Ik weet nu nog niet hoe het gekomen is. Op de een of andere manier leek het een goed idee. Of in ieder geval wel te doen. Maar gistermiddag was weer een keiharde reminder. Bovenaan de to-do-lijst op een vrije dag hoort te staan: BOODSCHAPPEN DOEN. Niet de winterbanden voor zomerbanden laten omwisselen bij de garage, niet de was doen en al helemaal niet een uur zitten facebooken tijdens de lunch… BOODSCHAPPEN DOEN. Terwijl de kinderen nog op school zitten dus.
In een vlaag van verstandsverbijstering was ik dit even vergeten. Dus daar stond ik dan. Om half vier. In de Plus. Met twee moegestreden kinderen op vrijdagmiddag. Eigenlijk waren ze nog verbazingwekkend goed gemutst, waardoor gelukkig het aloude Blijf nou van hem af! Niet op de wagen hangen! en Leg dat eens terug! achterwege kon blijven. Nee, mijn kinderen hebben inmiddels de leeftijd dat ze méé willen denken over de boodschappen. Een niet minder vermoeiend proces.
Het begon al met het feit dat we naar de Plus moesten en niet naar de Albert Heijn, want bij de Plus hebben ze Angry Birds. Daar kun je punten mee scoren in de klas blijkbaar en bovendien kan je ze stapelen en een zo hoog mogelijke toren maken en dat is leuk. Dus ben je een hele stomme moeder als je je vertrouwde supermarkt, waar je in een kwartier doorheen bent, niet voor een maand links wil laten liggen voor de Angry Birds supermarkt. Zo zit dat nou eenmaal, in het boodschappenuniversum.
Maar het meedenken over de boodschappen blijft helaas niet alleen beperkt tot de keuze van de supermarkt, want eenmaal binnen ging dat ongeveer zo:
- Mam, zullen we taart nemen? Want het is toch weekend?
- Nee, geen taart, maar jullie mogen wel koekjes uitzoeken.
- Oh kijk mam, daar liggen stukjes perzik, mogen we die proeven?
- Ja hoor.
- Hee mam, wist je dat komkommers voor 90% uit water bestaan?

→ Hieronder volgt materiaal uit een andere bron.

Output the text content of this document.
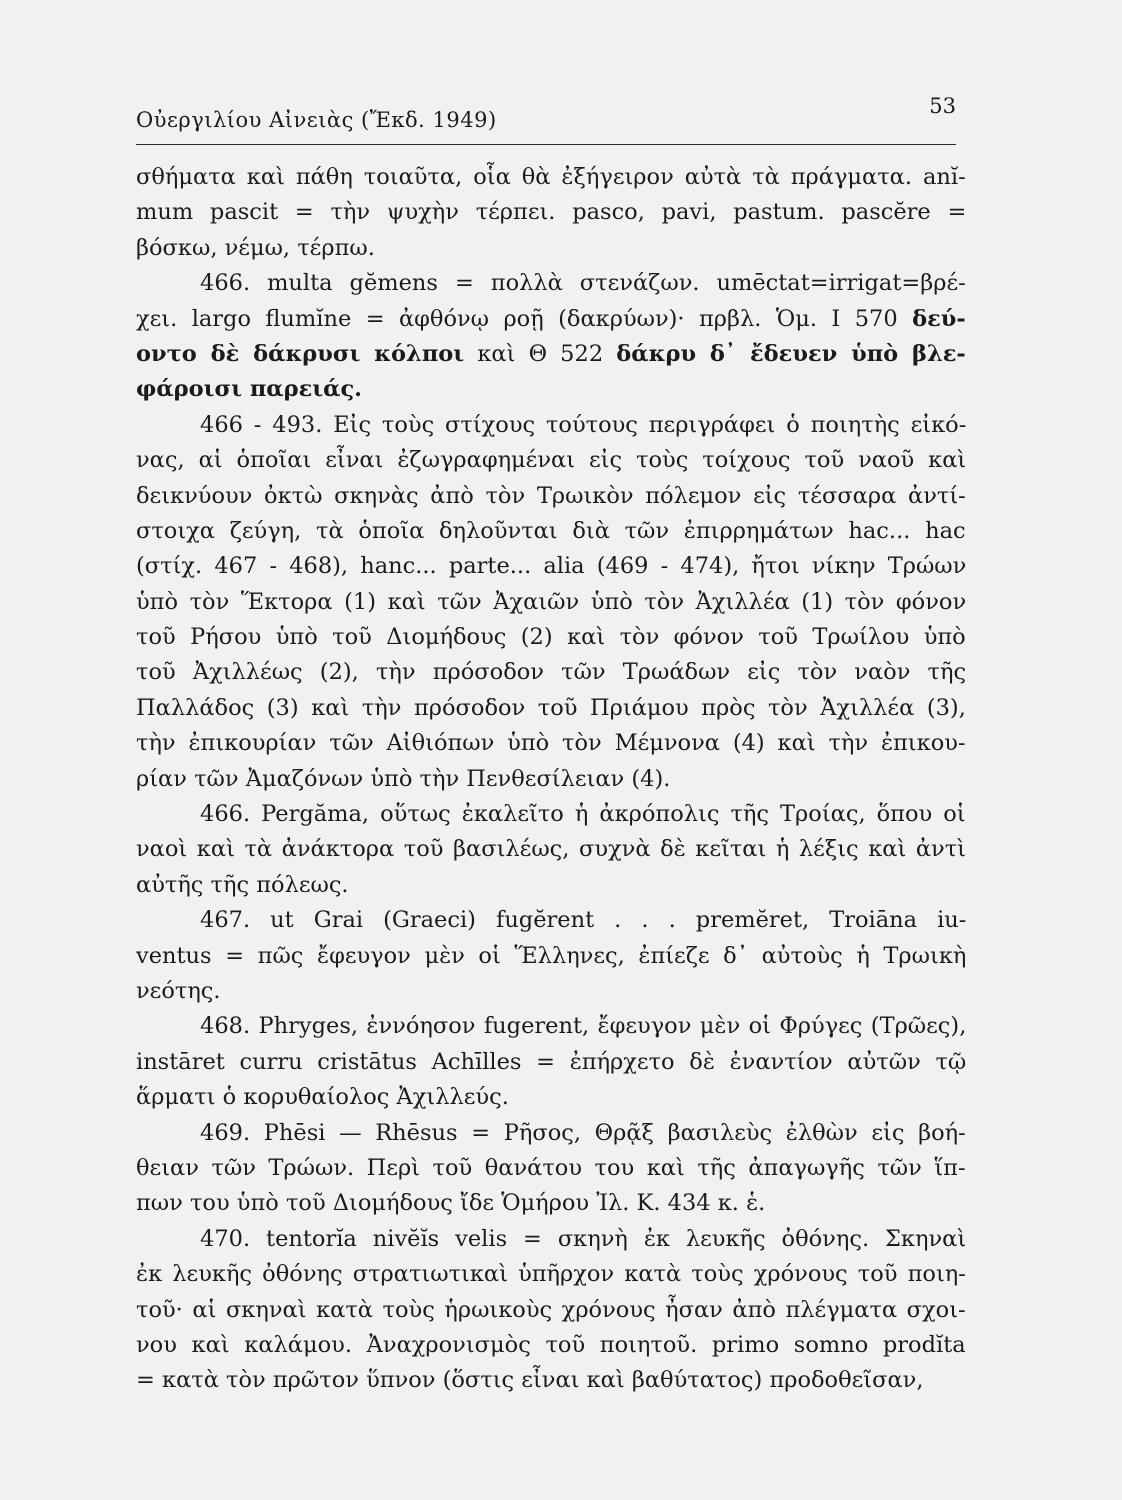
Οὐεργιλίου Αἰνειὰς (Ἔκδ. 1949)
53
σθήματα καὶ πάθη τοιαῦτα, οἷα θὰ ἐξήγειρον αὐτὰ τὰ πράγματα. anĭ-
mum pascit = τὴν ψυχὴν τέρπει. pasco, pavi, pastum. pascĕre =
βόσκω, νέμω, τέρπω.
466. multa gĕmens = πολλὰ στενάζων. umēctat=irrigat=βρέ-
χει. largo flumĭne = ἀφθόνῳ ροῇ (δακρύων)· πρβλ. Ὁμ. I 570 δεύ-
οντο δὲ δάκρυσι κόλποι καὶ Θ 522 δάκρυ δ᾽ ἔδευεν ὑπὸ βλε-
φάροισι παρειάς.
466 - 493. Εἰς τοὺς στίχους τούτους περιγράφει ὁ ποιητὴς εἰκό-
νας, αἱ ὁποῖαι εἶναι ἐζωγραφημέναι εἰς τοὺς τοίχους τοῦ ναοῦ καὶ
δεικνύουν ὀκτὼ σκηνὰς ἀπὸ τὸν Τρωικὸν πόλεμον εἰς τέσσαρα ἀντί-
στοιχα ζεύγη, τὰ ὁποῖα δηλοῦνται διὰ τῶν ἐπιρρημάτων hac... hac
(στίχ. 467 - 468), hanc... parte... alia (469 - 474), ἤτοι νίκην Τρώων
ὑπὸ τὸν Ἕκτορα (1) καὶ τῶν Ἀχαιῶν ὑπὸ τὸν Ἀχιλλέα (1) τὸν φόνον
τοῦ Ρήσου ὑπὸ τοῦ Διομήδους (2) καὶ τὸν φόνον τοῦ Τρωίλου ὑπὸ
τοῦ Ἀχιλλέως (2), τὴν πρόσοδον τῶν Τρωάδων εἰς τὸν ναὸν τῆς
Παλλάδος (3) καὶ τὴν πρόσοδον τοῦ Πριάμου πρὸς τὸν Ἀχιλλέα (3),
τὴν ἐπικουρίαν τῶν Αἰθιόπων ὑπὸ τὸν Μέμνονα (4) καὶ τὴν ἐπικου-
ρίαν τῶν Ἀμαζόνων ὑπὸ τὴν Πενθεσίλειαν (4).
466. Pergăma, οὕτως ἐκαλεῖτο ἡ ἀκρόπολις τῆς Τροίας, ὅπου οἱ
ναοὶ καὶ τὰ ἀνάκτορα τοῦ βασιλέως, συχνὰ δὲ κεῖται ἡ λέξις καὶ ἀντὶ
αὐτῆς τῆς πόλεως.
467. ut Grai (Graeci) fugĕrent . . . premĕret, Troiāna iu-
ventus = πῶς ἔφευγον μὲν οἱ Ἕλληνες, ἐπίεζε δ᾽ αὐτοὺς ἡ Τρωικὴ
νεότης.
468. Phryges, ἐννόησον fugerent, ἔφευγον μὲν οἱ Φρύγες (Τρῶες),
instāret curru cristātus Achīlles = ἐπήρχετο δὲ ἐναντίον αὐτῶν τῷ
ἅρματι ὁ κορυθαίολος Ἀχιλλεύς.
469. Phēsi — Rhēsus = Ρῆσος, Θρᾷξ βασιλεὺς ἐλθὼν εἰς βοή-
θειαν τῶν Τρώων. Περὶ τοῦ θανάτου του καὶ τῆς ἀπαγωγῆς τῶν ἵπ-
πων του ὑπὸ τοῦ Διομήδους ἴδε Ὁμήρου Ἰλ. Κ. 434 κ. ἑ.
470. tentorĭa nivĕĭs velis = σκηνὴ ἐκ λευκῆς ὀθόνης. Σκηναὶ
ἐκ λευκῆς ὀθόνης στρατιωτικαὶ ὑπῆρχον κατὰ τοὺς χρόνους τοῦ ποιη-
τοῦ· αἱ σκηναὶ κατὰ τοὺς ἡρωικοὺς χρόνους ἦσαν ἀπὸ πλέγματα σχοι-
νου καὶ καλάμου. Ἀναχρονισμὸς τοῦ ποιητοῦ. primo somno prodĭta
= κατὰ τὸν πρῶτον ὕπνον (ὅστις εἶναι καὶ βαθύτατος) προδοθεῖσαν,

- Ja, dat wist ik wel zo ongeveer.
- Gaan we al naar de kassa?
- Nee.
- Mam, zullen we zo’n fles vullen met sinaasappelsap?
- Nee.
- Waarom niet?
- Daarom niet.
- Zo’n klein flesje dan?
- Nee.
- Waarom niet?
- Omdat ik dat niet wil.
- Maar waarom dan niet?
- Gewoon, ik vind het niet nodig. Nu moet ik even nadenken over het eten van vanavond.

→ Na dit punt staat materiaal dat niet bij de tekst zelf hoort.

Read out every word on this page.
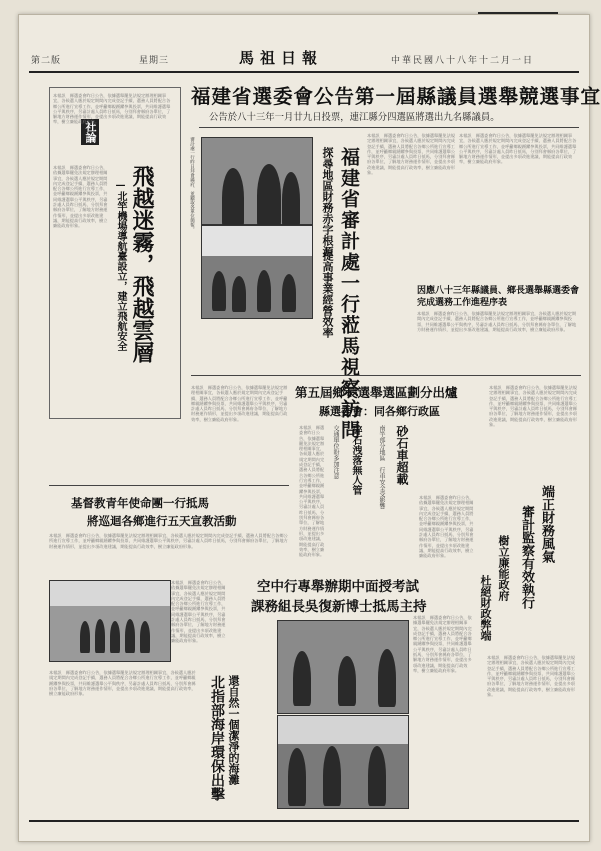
第二版	星期三	馬祖日報	中華民國八十八年十二月一日
福建省選委會公告第一屆縣議員選舉競選事宜
公告於八十三年一月廿九日投票，連江縣分四選區將選出九名縣議員。
社論
飛越迷霧，飛越雲層
—北竿機場導航臺設立，建立飛航安全
本報訊　縣選委會昨日公告，依據選舉罷免法規定辦理相關事宜，各候選人應於規定期間內完成登記手續，選務人員將配合各鄉公所進行宣導工作，並呼籲鄉親踴躍參與投票，共同維護選舉公平與秩序，另審計處人員昨日抵馬，分別拜會縣府各單位，了解地方財務運作情形，並提出多項改進建議，期能提高行政效率，樹立廉能政府形象。
本報訊　縣選委會昨日公告，依據選舉罷免法規定辦理相關事宜，各候選人應於規定期間內完成登記手續，選務人員將配合各鄉公所進行宣導工作，並呼籲鄉親踴躍參與投票，共同維護選舉公平與秩序，另審計處人員昨日抵馬，分別拜會縣府各單位，了解地方財務運作情形，並提出多項改進建議，期能提高行政效率，樹立廉能政府形象。
審計處一行昨日拜會縣府，並聽取各單位簡報。	福建省審計處一行蒞馬視察訪問
探尋地區財務赤字根源
提高事業經營效率
本報訊　縣選委會昨日公告，依據選舉罷免法規定辦理相關事宜，各候選人應於規定期間內完成登記手續，選務人員將配合各鄉公所進行宣導工作，並呼籲鄉親踴躍參與投票，共同維護選舉公平與秩序，另審計處人員昨日抵馬，分別拜會縣府各單位，了解地方財務運作情形，並提出多項改進建議，期能提高行政效率，樹立廉能政府形象。
本報訊　縣選委會昨日公告，依據選舉罷免法規定辦理相關事宜，各候選人應於規定期間內完成登記手續，選務人員將配合各鄉公所進行宣導工作，並呼籲鄉親踴躍參與投票，共同維護選舉公平與秩序，另審計處人員昨日抵馬，分別拜會縣府各單位，了解地方財務運作情形，並提出多項改進建議，期能提高行政效率，樹立廉能政府形象。
因應八十三年縣議員、鄉長選舉縣選委會完成選務工作進程序表
本報訊　縣選委會昨日公告，依據選舉罷免法規定辦理相關事宜，各候選人應於規定期間內完成登記手續，選務人員將配合各鄉公所進行宣導工作，並呼籲鄉親踴躍參與投票，共同維護選舉公平與秩序，另審計處人員昨日抵馬，分別拜會縣府各單位，了解地方財務運作情形，並提出多項改進建議，期能提高行政效率，樹立廉能政府形象。
第五屆鄉長選舉選區劃分出爐
縣選委會：同各鄉行政區
本報訊　縣選委會昨日公告，依據選舉罷免法規定辦理相關事宜，各候選人應於規定期間內完成登記手續，選務人員將配合各鄉公所進行宣導工作，並呼籲鄉親踴躍參與投票，共同維護選舉公平與秩序，另審計處人員昨日抵馬，分別拜會縣府各單位，了解地方財務運作情形，並提出多項改進建議，期能提高行政效率，樹立廉能政府形象。
本報訊　縣選委會昨日公告，依據選舉罷免法規定辦理相關事宜，各候選人應於規定期間內完成登記手續，選務人員將配合各鄉公所進行宣導工作，並呼籲鄉親踴躍參與投票，共同維護選舉公平與秩序，另審計處人員昨日抵馬，分別拜會縣府各單位，了解地方財務運作情形，並提出多項改進建議，期能提高行政效率，樹立廉能政府形象。
砂石車超載
碎石洩落無人管
交通單位盼多加注意	南竿部分地區　行車安全受影響
本報訊　縣選委會昨日公告，依據選舉罷免法規定辦理相關事宜，各候選人應於規定期間內完成登記手續，選務人員將配合各鄉公所進行宣導工作，並呼籲鄉親踴躍參與投票，共同維護選舉公平與秩序，另審計處人員昨日抵馬，分別拜會縣府各單位，了解地方財務運作情形，並提出多項改進建議，期能提高行政效率，樹立廉能政府形象。	端正財務風氣
審計監察有效執行
樹立廉能政府
杜絕財政弊端
本報訊　縣選委會昨日公告，依據選舉罷免法規定辦理相關事宜，各候選人應於規定期間內完成登記手續，選務人員將配合各鄉公所進行宣導工作，並呼籲鄉親踴躍參與投票，共同維護選舉公平與秩序，另審計處人員昨日抵馬，分別拜會縣府各單位，了解地方財務運作情形，並提出多項改進建議，期能提高行政效率，樹立廉能政府形象。
本報訊　縣選委會昨日公告，依據選舉罷免法規定辦理相關事宜，各候選人應於規定期間內完成登記手續，選務人員將配合各鄉公所進行宣導工作，並呼籲鄉親踴躍參與投票，共同維護選舉公平與秩序，另審計處人員昨日抵馬，分別拜會縣府各單位，了解地方財務運作情形，並提出多項改進建議，期能提高行政效率，樹立廉能政府形象。
基督教青年使命團一行抵馬
將巡迴各鄉進行五天宣教活動
本報訊　縣選委會昨日公告，依據選舉罷免法規定辦理相關事宜，各候選人應於規定期間內完成登記手續，選務人員將配合各鄉公所進行宣導工作，並呼籲鄉親踴躍參與投票，共同維護選舉公平與秩序，另審計處人員昨日抵馬，分別拜會縣府各單位，了解地方財務運作情形，並提出多項改進建議，期能提高行政效率，樹立廉能政府形象。
本報訊　縣選委會昨日公告，依據選舉罷免法規定辦理相關事宜，各候選人應於規定期間內完成登記手續，選務人員將配合各鄉公所進行宣導工作，並呼籲鄉親踴躍參與投票，共同維護選舉公平與秩序，另審計處人員昨日抵馬，分別拜會縣府各單位，了解地方財務運作情形，並提出多項改進建議，期能提高行政效率，樹立廉能政府形象。
空中行專舉辦期中面授考試
課務組長吳復新博士抵馬主持
本報訊　縣選委會昨日公告，依據選舉罷免法規定辦理相關事宜，各候選人應於規定期間內完成登記手續，選務人員將配合各鄉公所進行宣導工作，並呼籲鄉親踴躍參與投票，共同維護選舉公平與秩序，另審計處人員昨日抵馬，分別拜會縣府各單位，了解地方財務運作情形，並提出多項改進建議，期能提高行政效率，樹立廉能政府形象。
還自然一個潔淨的海灘
北指部海岸環保出擊
本報訊　縣選委會昨日公告，依據選舉罷免法規定辦理相關事宜，各候選人應於規定期間內完成登記手續，選務人員將配合各鄉公所進行宣導工作，並呼籲鄉親踴躍參與投票，共同維護選舉公平與秩序，另審計處人員昨日抵馬，分別拜會縣府各單位，了解地方財務運作情形，並提出多項改進建議，期能提高行政效率，樹立廉能政府形象。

- Gaan we al naar de kassa?
- Nee.
- We hebben echt een superleuk circuit met gym gedaan. Je moest eerst touwtje springen, toen met een basketbal tegen de muur, toen jumping jacks…
- Weet je, ik wil het heel graag horen, maar mag het straks als we thuis zijn? Ik moet nu echt over de boodschappen nadenken.
- OK. Hebben we siroop nodig?
- Nee.
- Oh, want als je iets van Karvan Cevitam koopt, kun je een siroopdispenser winnen.
- Een wat?
- Een siroopdispenser. Dat is handig voor als we veel kinderen op visite hebben.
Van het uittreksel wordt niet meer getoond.